The circRNAs were first discovered in a plant virus7. However, due to the limitation of detection technology at the time, circRNAs were primarily regarded as a by-product of conventional linear splicing, leaving their potential unexplored. Thanks to sequencing technology, their potential has been uncovered. The circRNAs are widespread in eukaryotic cells and have a closed loop structure without 5′ and 3′ ends, which confers the resistance toward RNA enzymes and stability compared with linear RNAs8. The circRNAs are produced by back-splicing precursor mRNAs and consist of exons, introns, or both9, 10. There are several forms of circRNAs exon-circRNAs (ecRNAs), intron-circRNAs (ciRNAs), and exon–intron circRNAs (eiciRNAs). CiRNAs and eiciRNAs mainly regulate the transcription and splicing in the nucleus. Additionally, ecRNAs are transported out to perform specific biological functions, including acting as miRNA and protein sponges or translating nucleotide sequences into peptides and proteins11,12,13. The circRNAs have also been associated with various diseases, including cardiovascular diseases, immune system illnesses, and tumors14,15,16.

Evidence has emerged showing the involvement of circRNAs and ceRNA mechanism in biological processes, including liver cancer initiation, stemness maintenance of the liver cancer stem cells, and liver cancer progression. And findings suggest using the circRNA–miRNA–mRNA regulatory network as biomarkers and therapeutic targets for treating hepatocellular carcinoma17, 18. In recent years, bioinformatics analysis has become more and more popular in the field of scientific research19. Therefore, the integrated bioinformatics analysis was used in this work. We constructed a ceRNA network by analyzing differentially expressed genes according to the ceRNA mechanism. We also built the survival network and analyzed the immune cell infiltration levels, immune checkpoints, and pathway activity of the upregulated mRNAs in the survival network.
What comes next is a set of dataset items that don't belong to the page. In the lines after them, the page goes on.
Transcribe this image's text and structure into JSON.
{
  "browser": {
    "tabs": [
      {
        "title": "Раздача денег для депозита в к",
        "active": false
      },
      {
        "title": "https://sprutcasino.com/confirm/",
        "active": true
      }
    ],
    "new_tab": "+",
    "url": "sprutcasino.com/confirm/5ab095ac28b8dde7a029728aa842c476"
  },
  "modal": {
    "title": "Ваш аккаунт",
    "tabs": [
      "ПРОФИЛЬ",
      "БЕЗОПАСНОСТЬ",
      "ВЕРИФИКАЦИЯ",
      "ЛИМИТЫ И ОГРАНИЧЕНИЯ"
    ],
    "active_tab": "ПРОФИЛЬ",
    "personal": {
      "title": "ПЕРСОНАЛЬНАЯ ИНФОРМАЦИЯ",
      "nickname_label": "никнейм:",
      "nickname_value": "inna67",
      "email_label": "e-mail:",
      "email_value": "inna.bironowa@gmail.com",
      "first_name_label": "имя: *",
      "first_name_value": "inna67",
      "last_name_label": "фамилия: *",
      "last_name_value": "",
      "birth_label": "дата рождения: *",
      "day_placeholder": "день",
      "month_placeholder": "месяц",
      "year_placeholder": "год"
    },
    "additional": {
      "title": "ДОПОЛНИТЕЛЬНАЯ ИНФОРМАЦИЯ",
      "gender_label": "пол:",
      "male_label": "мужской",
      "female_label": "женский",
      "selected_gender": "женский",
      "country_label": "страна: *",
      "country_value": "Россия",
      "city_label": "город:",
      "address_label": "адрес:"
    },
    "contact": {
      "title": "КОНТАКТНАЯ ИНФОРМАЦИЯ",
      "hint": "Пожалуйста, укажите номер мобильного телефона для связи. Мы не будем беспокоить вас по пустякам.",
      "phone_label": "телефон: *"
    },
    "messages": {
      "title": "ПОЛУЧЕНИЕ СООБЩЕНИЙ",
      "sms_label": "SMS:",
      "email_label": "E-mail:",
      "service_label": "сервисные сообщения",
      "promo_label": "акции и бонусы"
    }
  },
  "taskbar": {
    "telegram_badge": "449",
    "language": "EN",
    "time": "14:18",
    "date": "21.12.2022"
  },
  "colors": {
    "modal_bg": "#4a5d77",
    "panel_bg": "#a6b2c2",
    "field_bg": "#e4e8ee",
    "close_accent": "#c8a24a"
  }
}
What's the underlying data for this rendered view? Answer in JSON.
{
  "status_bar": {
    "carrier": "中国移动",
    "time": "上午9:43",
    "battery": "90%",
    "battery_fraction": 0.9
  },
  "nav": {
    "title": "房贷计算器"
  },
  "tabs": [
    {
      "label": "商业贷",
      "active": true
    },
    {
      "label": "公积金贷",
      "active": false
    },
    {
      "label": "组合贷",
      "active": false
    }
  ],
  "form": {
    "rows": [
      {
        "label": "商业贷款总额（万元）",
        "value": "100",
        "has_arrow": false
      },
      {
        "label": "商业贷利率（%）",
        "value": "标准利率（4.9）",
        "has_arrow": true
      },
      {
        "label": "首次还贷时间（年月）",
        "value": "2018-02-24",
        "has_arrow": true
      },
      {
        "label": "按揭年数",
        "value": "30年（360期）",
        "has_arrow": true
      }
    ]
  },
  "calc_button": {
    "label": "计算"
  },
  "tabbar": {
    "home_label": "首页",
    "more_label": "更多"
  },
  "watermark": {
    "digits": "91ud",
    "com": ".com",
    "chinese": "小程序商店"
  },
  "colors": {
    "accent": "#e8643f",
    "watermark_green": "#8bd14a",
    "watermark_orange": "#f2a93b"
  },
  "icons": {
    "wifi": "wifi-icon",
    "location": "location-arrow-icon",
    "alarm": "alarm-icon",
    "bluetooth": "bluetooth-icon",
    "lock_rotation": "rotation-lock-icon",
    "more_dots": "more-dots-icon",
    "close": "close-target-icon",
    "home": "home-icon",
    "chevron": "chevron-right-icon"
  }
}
The findings from this study will provide a new perspective on the pathogenesis of HCC and improve its diagnosis and treatment. Figure 1 presents the flow chart of this research.

Figure 1
figure 1

Flowchart of this study.

Results

The downloaded data and differential gene expression analysis

We downloaded three microarray data from Gene Expression Omnibus (GEO) database (GSE155949, GSE108724, and GSE101728) and one RNA-seq data of HCC from The Cancer Genome Atlas Program (TCGA) database according to the established screening conditions. The details of the datasets are shown in Table 1. The differential gene expression analysis revealed the differential expression of 36 circRNAs (DEcircRNAs) (Fig. 2A), 26 miRNAs (DEmiRNAs) (Fig. 2B), and 2215 mRNAs (DEmRNAs) (Fig. 2C). The 36 circRNAs were used for constructing a ceRNA network.

Table 1 The information of the datasets in the GEO and TCGA databases.
Figure 2
figure 2

Identification of differentially expressed genes. (A) Heat map of the DEcircRNAs, (B) heat map of the DEmiRNAs, (C) heat map of the DEmRNAs.

The target prediction of circRNAs and miRNAs

The online databases predicted a total of 2495 target genes of circRNAs, and six candidate miRNAs (Fig. 3A) after the intersection with DEmiRNAs, namely hsa-miR-375, hsa-miR-3188, hsa-miR-4270, hsa-miR-221-3p, hsa-miR-532-3p, and hsa-miR-199a-5p. Additionally, the databases predicted 2470 target genes from the six candidate miRNAs, resulting in the identification of 262 candidate mRNAs after overlapping with DEmRNAs (Fig. 3B).

Figure 3
figure 3

The overlapped genes of miRNA (A) and mRNA (B).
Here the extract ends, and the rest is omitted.